First discovered by an amateur astronomer Anthony Wesley on 2009 July 19, the impact was quickly confirmed and even imaged by the Hubble Space Telescope the very next day.
Many of the world's telescopes then zoomed in on our Solar System's largest planet to see the result.
Some of these images have been complied into the above animation.
Over the course of the last month and a half, the above time-lapse sequence shows the dark spot -- first created when Jupiter was struck -- deforming and dissipating as Jupiter's clouds churned and Jupiter rotated.
It is now thought that a small comet -- perhaps less than one kilometer across -- impacted Jupiter on or before 2009 July 19.
Although initially expected to be visible for only a week, astronomers continue to track atmospheric remnants of the impact for new information about winds and currents in Jupiter's thick atmosphere.
Coming someday to a planet you love.
Does Jupiter actually have a surface and a core, or is it all just thick vapors?
Solid core very deep but the gasses under such intense pressure become liquid realtively far out.
Which of these liver spots is the impact zone?
Does Biden or Gibbs know about this?
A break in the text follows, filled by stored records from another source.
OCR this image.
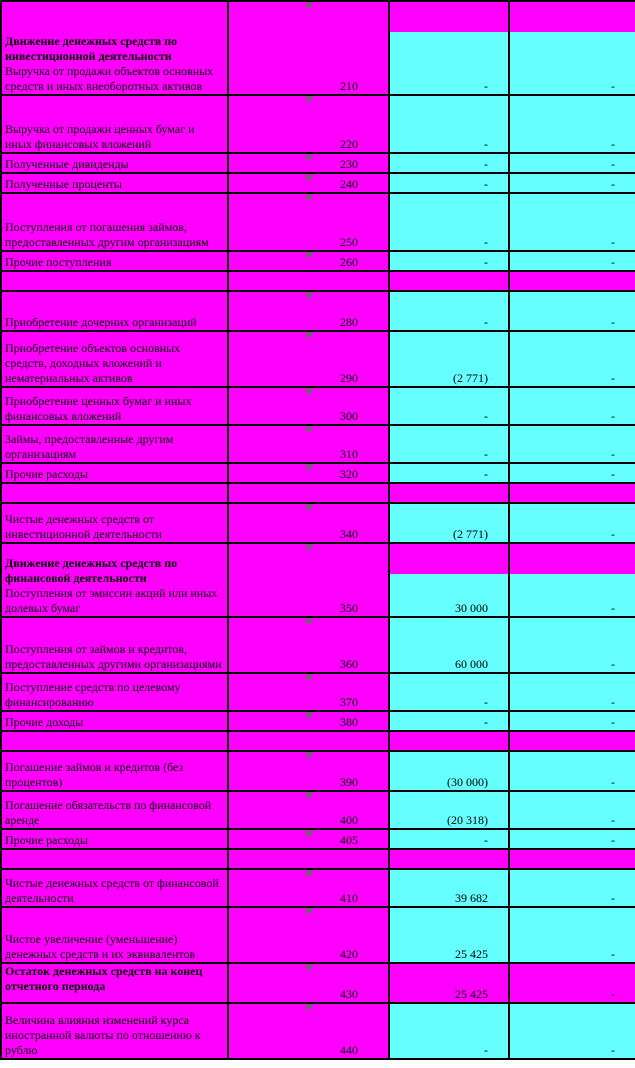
Движение денежных средств по инвестиционной деятельности
Выручка от продажи объектов основных средств и иных внеоборотных активов	210	-	-

Выручка от продажи ценных бумаг и иных финансовых вложений	220	-	-
Полученные дивиденды	230	-	-
Полученные проценты	240	-	-
Поступления от погашения займов, предоставленных другим организациям	250	-	-
Прочие поступления	260	-	-

Приобретение дочерних организаций	280	-	-
Приобретение объектов основных средств, доходных вложений и нематериальных активов	290	(2 771)	-
Приобретение ценных бумаг и иных финансовых вложений	300	-	-
Займы, предоставленные другим организациям	310	-	-
Прочие расходы	320	-	-

Чистые денежных средств от инвестиционной деятельности	340	(2 771)	-

Движение денежных средств по финансовой деятельности
Поступления от эмиссии акций или иных долевых бумаг	350	30 000	-

Поступления от займов и кредитов, предоставленных другими организациями	360	60 000	-
Поступление средств по целевому финансированию	370	-	-
Прочие доходы	380	-	-

Погашение займов и кредитов (без процентов)	390	(30 000)	-
Погашение обязательств по финансовой аренде	400	(20 318)	-
Прочие расходы	405	-	-

Чистые денежных средств от финансовой деятельности	410	39 682	-
Чистое увеличение (уменьшение) денежных средств и их эквивалентов	420	25 425	-
Остаток денежных средств на конец отчетного периода	430	25 425	-
Величина влияния изменений курса иностранной валюты по отношению к рублю	440	-	-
They're always commenting on the "unexpected!"
Just like Obama's plan for economic recovery, it's all thick vapors on the surface with a vicious, burning core at the center.
Time to appoint a Czar of the Unexpected Events
It's been fascinating to see just how many of the newly discovered plants around our galaxy are gas giants (that may or may not have iron or metal cores) located as close or closer to their Suns as our inner planets are to our Sun.
Several theories regarding the formation of the local planet group include having them start out as gas giants close to the Sun. Then the Sun goes mainline and a vast solar wind blows the gas off the closest gas giants revealing their rocky cores.
Finding out about distant planets has revealed to us that more extreme theories of solar formation were probably more nearly correct than otherwise.
I don’t know off the top of my head if it is still a good theory, but, at one point, it was thought that Jupiter had a core of metallic Hydrogen.
There is some thought that there may be a very low yield nuclear reaction going on deep inside, thus, Jupiter puts out more energy than it takes in from the Sun. It’s a very nasty environment no matter what.